System construction: making and verifying plasmid
- Schematic: Overall approach
- You may prepare something similar to the M1D1 Intro figure, but should NOT copy and insert it directly.
- Topic: Apparent success of PCR, digestion, and recovery, including role of controls when applicable
- Figure: Gel of digested DNA prior to cloning
- Figure: Recovery gel of purified, digested DNA
- Topic: Apparent success of ligation and transformation, including role of controls when applicable
- Topic: Apparent success of cloning, explicitly including predicted vs. observed sizes, extraneous bands, and role of controls when applicable
- Schematic: Diagnostic digest plan, for example in marked up plasmid map form
- Figure: Diagnostic digest gel
DNA repair assay
- Schematic: Overall approach and question being asked
- You may further modify the background section figure (or create a new one) to emphasize specific samples, if you did not do so before
- Topic: Rationale for gating choices, particularly on FL1-FL2 plot.

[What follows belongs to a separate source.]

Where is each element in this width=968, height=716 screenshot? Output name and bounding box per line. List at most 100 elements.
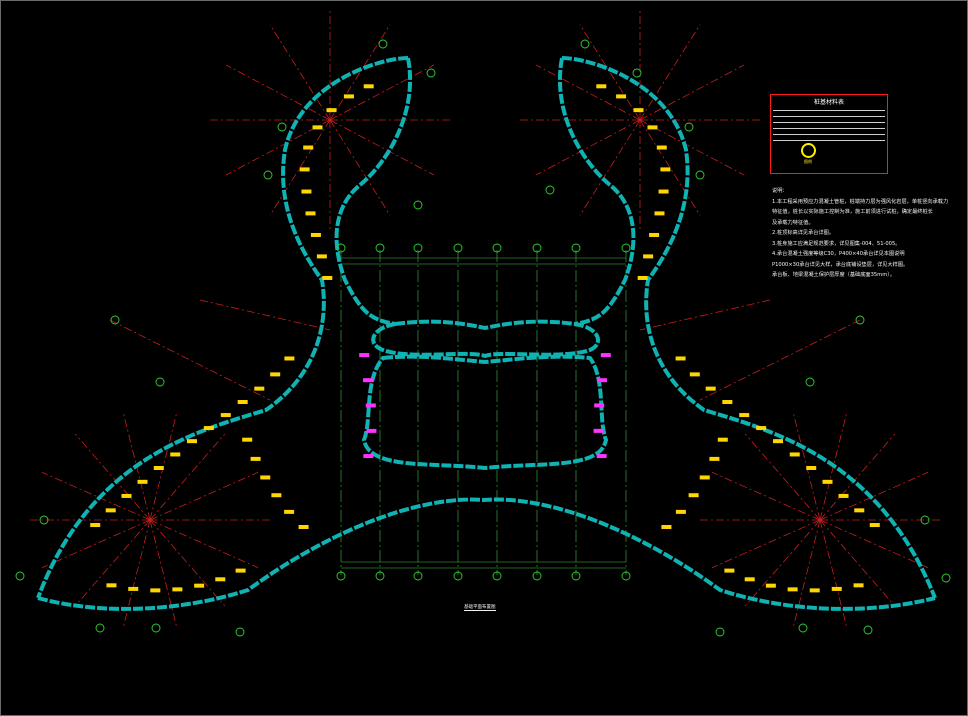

- Topic: Understanding controls: What is the purpose of the negative control? the positive control? the two single plasmid controls?
- Figure: Sample raw flow cytometry data from own experiment
- at a minimum, include one FSC-SSC plot, as well as fluorescence plots for a negative control, a positive control, and one experimental sample
- Figure: Processed individual flow cytometry data (e.g., bar chart and error bars, where applicable)
- Figure: Processed class-wide flow cytometry data (e.g., bar chart and error bars)
- For class-wide data, make sure you are making meaningful comparisons. One plot that shows everyone's data without a thoughtful purpose or interpretation will result in a poor score.
- Please use a separate plot or dual-axis plot to keep the positive control from dwarfing the other data
- Topic: Flow data analysis: for the sub-topics below, be as specific as you can be. When possible, use supporting statistics to make your argument.
- In more depth than you may have described above, what can you learn from the positive control? If two groups have different GFP+ values (say, 60% and 80%), what does that outcome mean and how might it influence your later data analysis?
- Did the outcomes for the single plasmid controls match your expectations? How might you explain any discrepancies?
- Did the relative amounts of HR (both individual and classwide) match your expectations/hypotheses? How might you explain any discrepancies between outcomes and expectations?
- For repeated samples, does the class-wide data mark any of your own data as suspect?
Implications and future work: potential topics and figures
- Topic: Based on the results, whether they matched your expectations or not, what experiments might you recommend next? Follow-up experiments could distinguish between competing explanations of a given outcome or broaden the sample set for a question you already asked, to give just two examples.
- Topic: How might this assay be improved?
- Topic: How might this assay be used as a research tool? in the clinic? in the pharmaceutical industry?
- Topic: If you were studying two cell lines that showed different levels of HR with this assay, what more could you learn by tagging BRCA2 protein with RFP (red fluorescent proteins) in the same two cell populations?